The reason VSTE and I stood against HB8 was simple: It put a state-level mandate on schools that put the power in a single corporation’s pocket, siphoning local funding away to fuel the fires of this new private engine.
According to sources who say they have spoken with him, Representative Dickie Bell (R) apparently intends to reintroduce a version of HB8 this year, as a competing measure against Governor Terry McAuliffe’s (D) intended legislation, which would put a local-level mandate on schools and give them choice in how they implement virtual learning. Students who attend such programs have been shown in recent data analysis to underperform students who have the fuller advantages of the ever-more-personalized learning opportunities you, the talented and skilled educators of Virginia, provide in your local schools. While there are places where the Virtual Virginia pilot has been going well, we believe it most appropriate to allow local schools to evaluate programs and to mount pilots consistent with their needs and priorities, rather than create a law that all but guarantees sole-source contracting as the defeated HB8 did.
Let’s be clear about this: It is one thing to say “we want students to have the opportunity to learn online.” It is entirely another thing to say “And a sole-source corporate provider will be that option.” It is important for local school divisions to be able to select innovative, meaningful, and most importantly not-for-profit educational methods to ensure student learning is not commodified. The introduction of market principles into educational policy craft is a mistake, as I write about in my work, and we must take extraordinary care to ensure that we don’t see another back-door attempt to privatize Virginia’s public schools pass muster in the guise of providing good online learning.
Virtual education can do remarkable things for students when done right, such as the extension of supplemental counselor-assisted asynchronous high school instruction in Loudoun County, and the schools of Virginia need such professional educators making pedagogical decisions, not imposed structures of corporate influence.
It is my hope that we educational technology leaders can raise our collective voices to make the clear distinction to our legislators, whenever and wherever we can: Yes to innovative learning opportunities. No to corporatizing public education.
In the coming months, I issue to you the same charge then-Vice Chairperson Karen Streeter offered to you from the dais at the 2016 Conference in December: Find time to engage with your elected officials. Encourage them to scrutinize any bill that says “virtual” on it, and offer to engage with them on the subject. Lend your voice. Lend your ideas. Lend your assistance, so that our students are well-represented and have the opportunity to learn from excellent local professional teachers using locally-selected online materials that best serve the needs of your community.
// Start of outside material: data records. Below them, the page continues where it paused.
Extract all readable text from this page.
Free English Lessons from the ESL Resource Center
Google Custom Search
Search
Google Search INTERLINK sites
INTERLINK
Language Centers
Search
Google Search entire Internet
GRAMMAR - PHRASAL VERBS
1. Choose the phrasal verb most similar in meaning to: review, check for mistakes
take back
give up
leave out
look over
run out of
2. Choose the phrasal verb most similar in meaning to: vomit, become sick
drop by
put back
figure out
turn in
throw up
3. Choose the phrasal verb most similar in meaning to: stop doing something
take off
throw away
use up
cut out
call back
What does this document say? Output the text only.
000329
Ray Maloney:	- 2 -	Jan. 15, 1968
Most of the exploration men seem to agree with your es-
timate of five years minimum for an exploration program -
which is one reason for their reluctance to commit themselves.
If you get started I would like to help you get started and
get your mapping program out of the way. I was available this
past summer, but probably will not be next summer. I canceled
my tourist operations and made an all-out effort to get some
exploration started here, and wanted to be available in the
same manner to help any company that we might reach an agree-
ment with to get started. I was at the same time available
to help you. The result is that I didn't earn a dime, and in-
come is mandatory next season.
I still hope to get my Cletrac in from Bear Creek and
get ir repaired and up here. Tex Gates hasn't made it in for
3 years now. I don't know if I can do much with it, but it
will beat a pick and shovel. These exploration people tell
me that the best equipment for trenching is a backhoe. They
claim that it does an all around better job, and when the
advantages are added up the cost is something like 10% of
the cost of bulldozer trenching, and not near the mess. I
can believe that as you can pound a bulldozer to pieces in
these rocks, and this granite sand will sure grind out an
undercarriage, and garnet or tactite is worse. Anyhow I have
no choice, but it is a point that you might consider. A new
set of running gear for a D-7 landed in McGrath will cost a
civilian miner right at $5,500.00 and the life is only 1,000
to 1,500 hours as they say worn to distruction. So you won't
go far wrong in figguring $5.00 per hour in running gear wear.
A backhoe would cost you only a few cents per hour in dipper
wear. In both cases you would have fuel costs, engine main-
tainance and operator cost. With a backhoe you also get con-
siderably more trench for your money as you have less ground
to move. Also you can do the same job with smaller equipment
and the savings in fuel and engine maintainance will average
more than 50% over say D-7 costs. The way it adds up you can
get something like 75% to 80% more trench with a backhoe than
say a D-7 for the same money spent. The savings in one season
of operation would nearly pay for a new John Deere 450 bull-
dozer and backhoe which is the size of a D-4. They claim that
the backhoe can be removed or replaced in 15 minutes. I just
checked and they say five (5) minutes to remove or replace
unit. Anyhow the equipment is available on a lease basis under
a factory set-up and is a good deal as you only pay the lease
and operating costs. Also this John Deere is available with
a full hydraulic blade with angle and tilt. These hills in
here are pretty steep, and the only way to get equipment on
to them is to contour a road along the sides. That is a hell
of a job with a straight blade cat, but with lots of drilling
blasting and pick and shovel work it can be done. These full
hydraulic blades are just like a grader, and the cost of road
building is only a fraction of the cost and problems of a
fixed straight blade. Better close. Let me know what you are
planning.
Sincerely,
A state-level one-size-fits-all mandate that hands the reins of curricular and implementation powers to for-profit enterprises would jeopardize the state of education in the Commonwealth, and that is a misstep we simply cannot afford.
On behalf of your Board of Directors, thank you for your continued support of quality educational opportunities for our students, and of the mission of your Virginia Society for Technology in Education.